The financial year 2018 witnessed a frenetic buyback activity with 41 companies completing their share repurchase offers worth Rs 49,067 crore, the highest-ever. Of this, buyback offers by seven IT services companies accounted for Rs 44,984 crore or 92 percent. This includes the Rs 16,000-crore buyback by TCS and Rs 13,000 crore by Infosys. Close to Rs 34,000 crore of buyback offers were announced by companies last year.
What has made buyback so attractive is the 2016 Budget amendment slapping a 10 percent tax on dividend in excess of Rs 10 lakh received by a shareholder, targeting mainly the company promoters. This coupled with the already existing dividend distribution tax (DDT) of 15 percent plus surcharge and education cess makes dividend an unattractive option insofar as company promoters are concerned. Prior to the introduction of the additional 10 percent tax in the hands of the shareholders, company promoters got away with a slap on the wrist---just DDT which they vicariously paid through the medium of the company they had promoted whereas were dividend to be taxed fully in the hands of the recipients as was the case till 1996, promoters would have had to shell out more than 30 percent. The additional 10 percent tax in the hands of the recipients was to correct this skew.

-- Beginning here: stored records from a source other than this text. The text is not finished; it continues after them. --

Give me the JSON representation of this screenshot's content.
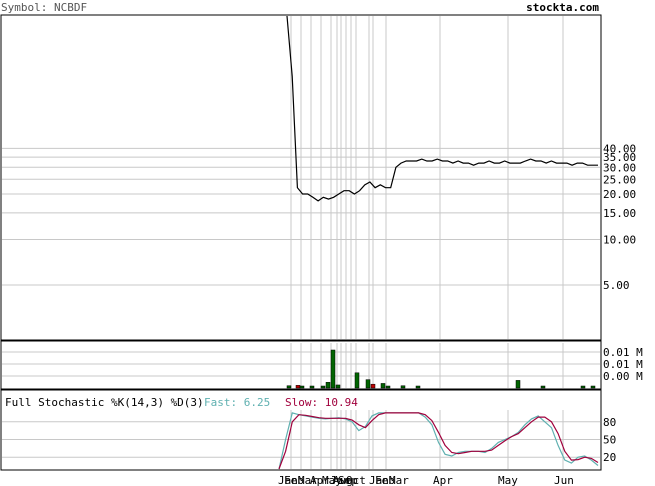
{
  "header": {
    "symbol_label": "Symbol: NCBDF",
    "site": "stockta.com"
  },
  "colors": {
    "grid": "#c8c8c8",
    "frame": "#000000",
    "price_line": "#000000",
    "volume_up": "#006400",
    "volume_down": "#c00000",
    "fast_line": "#5fb0b0",
    "slow_line": "#a0003c",
    "site_text": "#4a8c8c"
  },
  "chart_data": [
    {
      "type": "line",
      "panel": "price",
      "yscale": "log",
      "ylim": [
        2.2,
        300
      ],
      "y_ticks": [
        {
          "label": "40.00",
          "value": 40
        },
        {
          "label": "35.00",
          "value": 35
        },
        {
          "label": "30.00",
          "value": 30
        },
        {
          "label": "25.00",
          "value": 25
        },
        {
          "label": "20.00",
          "value": 20
        },
        {
          "label": "15.00",
          "value": 15
        },
        {
          "label": "10.00",
          "value": 10
        },
        {
          "label": "5.00",
          "value": 5
        }
      ],
      "series": [
        {
          "values": [
            300,
            120,
            22,
            20,
            20,
            19,
            18,
            19,
            18.5,
            19,
            20,
            21,
            21,
            20,
            21,
            23,
            24,
            22,
            23,
            22,
            22,
            30,
            32,
            33,
            33,
            33,
            34,
            33,
            33,
            34,
            33,
            33,
            32,
            33,
            32,
            32,
            31,
            32,
            32,
            33,
            32,
            32,
            33,
            32,
            32,
            32,
            33,
            34,
            33,
            33,
            32,
            33,
            32,
            32,
            32,
            31,
            32,
            32,
            31,
            31,
            31
          ]
        }
      ]
    },
    {
      "type": "bar",
      "panel": "volume",
      "y_ticks": [
        "0.01 M",
        "0.01 M",
        "0.00 M"
      ],
      "bars": [
        {
          "v": 0.06,
          "c": "up"
        },
        {
          "v": 0.07,
          "c": "down"
        },
        {
          "v": 0.05,
          "c": "up"
        },
        {
          "v": 0.04,
          "c": "up"
        },
        {
          "v": 0.04,
          "c": "up"
        },
        {
          "v": 0.15,
          "c": "up"
        },
        {
          "v": 1.0,
          "c": "up"
        },
        {
          "v": 0.08,
          "c": "up"
        },
        {
          "v": 0.4,
          "c": "up"
        },
        {
          "v": 0.22,
          "c": "up"
        },
        {
          "v": 0.1,
          "c": "down"
        },
        {
          "v": 0.12,
          "c": "up"
        },
        {
          "v": 0.05,
          "c": "up"
        },
        {
          "v": 0.06,
          "c": "up"
        },
        {
          "v": 0.03,
          "c": "up"
        },
        {
          "v": 0.2,
          "c": "up"
        },
        {
          "v": 0.04,
          "c": "up"
        },
        {
          "v": 0.03,
          "c": "up"
        },
        {
          "v": 0.05,
          "c": "up"
        }
      ]
    },
    {
      "type": "line",
      "panel": "stochastic",
      "title": "Full Stochastic %K(14,3) %D(3)",
      "fast_label": "Fast: 6.25",
      "slow_label": "Slow: 10.94",
      "ylim": [
        0,
        100
      ],
      "y_ticks": [
        {
          "label": "80",
          "value": 80
        },
        {
          "label": "50",
          "value": 50
        },
        {
          "label": "20",
          "value": 20
        }
      ],
      "series": [
        {
          "name": "Fast",
          "values": [
            0,
            50,
            95,
            92,
            90,
            88,
            86,
            85,
            86,
            87,
            85,
            80,
            65,
            72,
            90,
            95,
            95,
            95,
            95,
            95,
            95,
            95,
            88,
            75,
            45,
            25,
            22,
            28,
            30,
            30,
            30,
            28,
            35,
            45,
            50,
            55,
            62,
            75,
            85,
            90,
            80,
            70,
            40,
            15,
            10,
            20,
            22,
            15,
            6
          ]
        },
        {
          "name": "Slow",
          "values": [
            0,
            30,
            80,
            92,
            91,
            89,
            87,
            86,
            86,
            86,
            86,
            83,
            75,
            70,
            82,
            92,
            95,
            95,
            95,
            95,
            95,
            95,
            92,
            82,
            62,
            40,
            28,
            26,
            28,
            30,
            30,
            30,
            32,
            40,
            48,
            55,
            60,
            70,
            80,
            88,
            88,
            80,
            60,
            30,
            15,
            16,
            20,
            18,
            11
          ]
        }
      ]
    }
  ],
  "x_axis": {
    "labels": [
      {
        "text": "Jan",
        "i": 0
      },
      {
        "text": "Feb",
        "i": 1
      },
      {
        "text": "Mar",
        "i": 2
      },
      {
        "text": "Apr",
        "i": 3
      },
      {
        "text": "May",
        "i": 4
      },
      {
        "text": "Jun",
        "i": 5
      },
      {
        "text": "Aug",
        "i": 6
      },
      {
        "text": "Sep",
        "i": 7
      },
      {
        "text": "Oct",
        "i": 8
      },
      {
        "text": "Jan",
        "i": 9
      },
      {
        "text": "Feb",
        "i": 10
      },
      {
        "text": "Mar",
        "i": 11
      },
      {
        "text": "Apr",
        "i": 12
      },
      {
        "text": "May",
        "i": 13
      },
      {
        "text": "Jun",
        "i": 14
      }
    ]
  }
}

But company promoters are a smart lot. They found a way out by preferring to collect their rewards through the buyback route rather than by way of dividend. Section 10(38) exempts long term capital gains from equity provided securities transactions tax (STT) were paid on the shares both at the time of acquisition as well as sale. Buyback by companies through the stock exchanges also makes the grade for such exemption.
There is another mode of buying back---the tender route under which the company invites shareholders to offer their shares for buyback. Since this is an off-market deal, no STT is payable and hence it becomes liable to capital gains tax. But still this route is good because companies offer a substantial premium vis-à-vis the market quotations so as to ensure that the buyback scheme does not bomb or fail. The point is, if such substantial premium offsets the tax payable, the shareholder should not mind the tax.

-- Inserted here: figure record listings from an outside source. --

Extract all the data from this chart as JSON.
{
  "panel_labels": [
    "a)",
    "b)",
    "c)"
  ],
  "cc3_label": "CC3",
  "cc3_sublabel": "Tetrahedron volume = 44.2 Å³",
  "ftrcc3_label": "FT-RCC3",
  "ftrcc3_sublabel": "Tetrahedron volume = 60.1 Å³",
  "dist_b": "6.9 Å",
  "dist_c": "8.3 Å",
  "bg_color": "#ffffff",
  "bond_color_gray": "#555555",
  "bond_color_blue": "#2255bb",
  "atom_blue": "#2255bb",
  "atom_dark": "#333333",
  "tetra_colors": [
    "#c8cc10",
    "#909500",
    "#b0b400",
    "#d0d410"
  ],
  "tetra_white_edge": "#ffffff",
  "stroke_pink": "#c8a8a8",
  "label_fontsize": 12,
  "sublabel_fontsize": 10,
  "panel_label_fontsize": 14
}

Tax authorities are perfectly justified in sending out notices to the shareholders who sold their shares back to the company under the tender route. But eyebrows have gone up at the creative reading of the law by the taxman when it comes to market purchases by the company of its own shares---they are not normal market operations of buying and selling. This is unfair because section 10(38) does not distinguish between market purchase and sale consummated by market players and the ones consummated between company and its shareholders.
True, a company incestuously indulging in market operations of its own shares borders on insider trading and hence not a normal market operation. But the government ought to have amended section 10(38) expressly shutting the doors to the LTCG exemption if the company itself was a player in the market by way of buyer.
The government ought to have put its foot down to the market route for buyback for another reason---tender route is democratic in that everyone gets a fair and upfront chance to offer his shares and beget an attractive price, the one that is much higher than the market price whereas in the rough and tumble of the market, small shareholders are likely to be left out given the fact that the quantity to be bought by the company would be in larger lots which only its promoters can offer.
The tax authorities rightly suspect that the stock exchange platform is being misused by promoters just the way they misused while they transferred controlling interest through bulk trading platforms of the stock exchanges. But nothing short of an express amendment even retrospective to section 10(38) makes their action beyond legal scrutiny and judicial censure. In other words, buyback through stock exchanges should not have been exempted from LTCG tax. This ought to have been done through legislation and not by administrative order.